WP7 might be bringing up the rear when it comes to sales and download metrics, but its dev tools are the best, says a local developer.
Microsoft's Windows Phone 7 (WP7) platform may not have the sheer numbers of its smartphone OS competitors – in terms of apps or devices sold – but its development tools are miles ahead, says Nick Randolph. And he should know: through his venture Built To Roam
, the long-time Windows and Windows Mobile programmer became one of the first Australian WP7 developers to publish an app.
That app – Melbourne Coffee Review
– complements existing web and iPhone platforms to broaden the range of consumers capable of accessing the coffee portal's detailed café ratings.
The choice of WP7 as the venture's second smartphone platform bucks the trend towards supporting Android in the second instance, but the app proves slick to use and was easy to design, says Randolph.
"Windows Phone has definitely taken the next step forward, and in terms of real usability on the device I think it outstrips most of its competitors," Randolph says. "There are a few features that people are requesting, but Microsoft will come back and address those; it's a v1 platform that has delivered beyond expectations."
Working in the Visual Studio IDE, Randolph was able to write the underlying application logic and tie it into a smooth, Silverlight-based front-end built using Microsoft's Expression Blend design application.
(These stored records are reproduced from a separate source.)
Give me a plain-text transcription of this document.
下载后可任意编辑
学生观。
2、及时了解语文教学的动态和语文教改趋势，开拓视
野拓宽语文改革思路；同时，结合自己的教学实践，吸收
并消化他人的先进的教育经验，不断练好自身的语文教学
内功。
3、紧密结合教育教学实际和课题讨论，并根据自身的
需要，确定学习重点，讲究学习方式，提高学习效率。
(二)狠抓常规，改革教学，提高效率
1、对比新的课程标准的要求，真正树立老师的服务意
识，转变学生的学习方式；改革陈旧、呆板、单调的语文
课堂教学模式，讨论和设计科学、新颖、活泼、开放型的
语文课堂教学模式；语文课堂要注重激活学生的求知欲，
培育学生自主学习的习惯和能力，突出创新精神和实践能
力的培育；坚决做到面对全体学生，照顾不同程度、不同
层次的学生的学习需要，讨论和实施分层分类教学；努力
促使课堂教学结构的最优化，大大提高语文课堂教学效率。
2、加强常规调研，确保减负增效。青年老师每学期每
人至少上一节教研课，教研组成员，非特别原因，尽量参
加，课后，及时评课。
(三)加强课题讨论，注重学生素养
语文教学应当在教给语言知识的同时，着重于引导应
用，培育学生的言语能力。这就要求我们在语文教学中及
And even though Microsoft's WP7 tools are relatively immature, their roots in the company's broadly-used development tools meant that it wasn't a huge jump to the new platform: in-depth documentation, coding templates, a full-featured WP7 emulation app, and other developer resources smoothed the transition.
The app's iPhone-originated code had been adapted, ported and even augmented after about a week's development time, says Randolph, who has built other WP7 apps for the likes of Domain.com.au and ninemsn, and has "dabbled" in other smartphone platforms as well.
"The fact that you’ve got a design tool where a designer can build your UI, and you can wire it all together with a little bit of code, is a major step forward," he says. "Even in the apps I've worked on by myself, I end up flipping between the design and development modes. Even developers that haven't done anything using either Silverlight or Windows Mobile, but who have a good understanding of C#, can get a rapid understanding of it."